御祭神は、第十五代応神(おうじん)天皇・誉田別命(ほんだわけのみこと)、第十四代仲哀(ちゅうあい)天皇・足仲彦命(たらしなかつひこのみこと)・仲哀天皇の皇后である神功(じんぐう)皇后・気長足姫命(おきながたらしひめのみこと)の3柱です。
八幡大神様である誉田別命は、在位中、治山治水から商工・漁業・学問・紡績など、さまざまな殖産興業の指導をおこなった神様です。また武道の神としても知られており、一切生業の守護神として崇敬を集めています。
拝殿 扁額
大宝の名の通り、財運招福・厄除・交通安全・事業繁栄・家内安全・安産など、幅広いご利益をいただけます。

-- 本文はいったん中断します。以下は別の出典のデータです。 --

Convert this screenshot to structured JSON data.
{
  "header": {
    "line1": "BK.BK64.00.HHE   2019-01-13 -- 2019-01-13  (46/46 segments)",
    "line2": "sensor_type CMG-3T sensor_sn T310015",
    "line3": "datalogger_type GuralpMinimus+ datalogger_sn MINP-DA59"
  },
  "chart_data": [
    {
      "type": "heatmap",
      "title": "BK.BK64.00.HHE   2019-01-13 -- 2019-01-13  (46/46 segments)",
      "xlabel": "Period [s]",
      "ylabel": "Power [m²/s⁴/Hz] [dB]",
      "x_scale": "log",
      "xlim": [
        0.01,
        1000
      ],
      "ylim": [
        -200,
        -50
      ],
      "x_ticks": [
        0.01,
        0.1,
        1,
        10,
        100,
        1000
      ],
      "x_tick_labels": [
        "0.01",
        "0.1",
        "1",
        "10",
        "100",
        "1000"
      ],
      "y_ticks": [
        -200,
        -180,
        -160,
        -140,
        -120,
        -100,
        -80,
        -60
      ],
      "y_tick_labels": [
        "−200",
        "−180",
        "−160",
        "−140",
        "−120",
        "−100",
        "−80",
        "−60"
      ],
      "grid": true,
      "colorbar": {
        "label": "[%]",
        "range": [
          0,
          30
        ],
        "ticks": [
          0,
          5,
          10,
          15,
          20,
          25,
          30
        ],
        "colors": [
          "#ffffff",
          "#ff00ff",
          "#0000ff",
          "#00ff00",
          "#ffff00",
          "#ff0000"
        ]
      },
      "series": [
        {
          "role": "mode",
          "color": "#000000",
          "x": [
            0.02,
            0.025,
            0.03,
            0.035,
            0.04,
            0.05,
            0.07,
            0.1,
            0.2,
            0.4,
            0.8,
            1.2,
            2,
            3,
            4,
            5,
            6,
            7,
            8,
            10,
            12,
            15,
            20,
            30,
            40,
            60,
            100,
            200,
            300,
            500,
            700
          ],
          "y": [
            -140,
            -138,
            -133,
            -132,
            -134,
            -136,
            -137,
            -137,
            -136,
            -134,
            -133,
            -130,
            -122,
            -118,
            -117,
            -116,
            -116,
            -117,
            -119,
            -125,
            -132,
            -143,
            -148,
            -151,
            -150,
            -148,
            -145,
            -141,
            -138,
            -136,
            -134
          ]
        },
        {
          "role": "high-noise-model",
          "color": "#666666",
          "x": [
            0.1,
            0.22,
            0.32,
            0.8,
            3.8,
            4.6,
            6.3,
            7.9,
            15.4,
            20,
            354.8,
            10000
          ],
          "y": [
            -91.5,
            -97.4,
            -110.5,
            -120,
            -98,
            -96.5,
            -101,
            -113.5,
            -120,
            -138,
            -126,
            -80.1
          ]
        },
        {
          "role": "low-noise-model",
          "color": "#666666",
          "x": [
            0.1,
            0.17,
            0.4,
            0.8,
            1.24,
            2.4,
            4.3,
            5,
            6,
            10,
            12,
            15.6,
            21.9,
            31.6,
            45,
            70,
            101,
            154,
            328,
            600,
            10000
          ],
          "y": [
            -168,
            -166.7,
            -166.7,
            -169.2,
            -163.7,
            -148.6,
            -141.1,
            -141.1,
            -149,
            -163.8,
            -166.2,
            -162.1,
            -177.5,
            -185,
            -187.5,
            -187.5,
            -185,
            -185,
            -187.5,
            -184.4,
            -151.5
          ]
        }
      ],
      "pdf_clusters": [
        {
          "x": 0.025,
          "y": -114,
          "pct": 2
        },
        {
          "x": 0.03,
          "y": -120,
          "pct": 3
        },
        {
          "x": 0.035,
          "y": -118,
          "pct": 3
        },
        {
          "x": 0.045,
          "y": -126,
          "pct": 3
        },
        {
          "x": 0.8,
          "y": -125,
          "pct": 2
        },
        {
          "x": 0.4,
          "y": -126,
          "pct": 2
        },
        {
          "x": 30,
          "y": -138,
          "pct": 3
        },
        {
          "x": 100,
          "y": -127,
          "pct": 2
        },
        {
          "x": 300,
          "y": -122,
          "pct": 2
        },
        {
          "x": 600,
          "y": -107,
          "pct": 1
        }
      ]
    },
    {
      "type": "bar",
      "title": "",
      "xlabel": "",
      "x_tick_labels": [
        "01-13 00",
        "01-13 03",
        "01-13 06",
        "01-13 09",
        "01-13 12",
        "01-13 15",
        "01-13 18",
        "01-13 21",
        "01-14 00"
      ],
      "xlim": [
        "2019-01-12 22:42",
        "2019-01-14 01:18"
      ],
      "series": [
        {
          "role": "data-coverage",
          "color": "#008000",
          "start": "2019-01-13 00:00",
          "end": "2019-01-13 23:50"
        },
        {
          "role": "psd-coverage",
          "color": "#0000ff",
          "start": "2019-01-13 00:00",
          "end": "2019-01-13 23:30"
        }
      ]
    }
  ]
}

御祭神が武道の神様であることから、平安時代には平将門や常陸平治氏、八幡太郎源義家、鎌倉時代には鎌倉幕府を開府した初代征夷大将軍・源頼朝、南北朝時代には下妻政泰、戦国時代には下妻城主多賀谷氏など名高い武将が参詣に訪れ、必勝・武運長久を祈願したといわれています。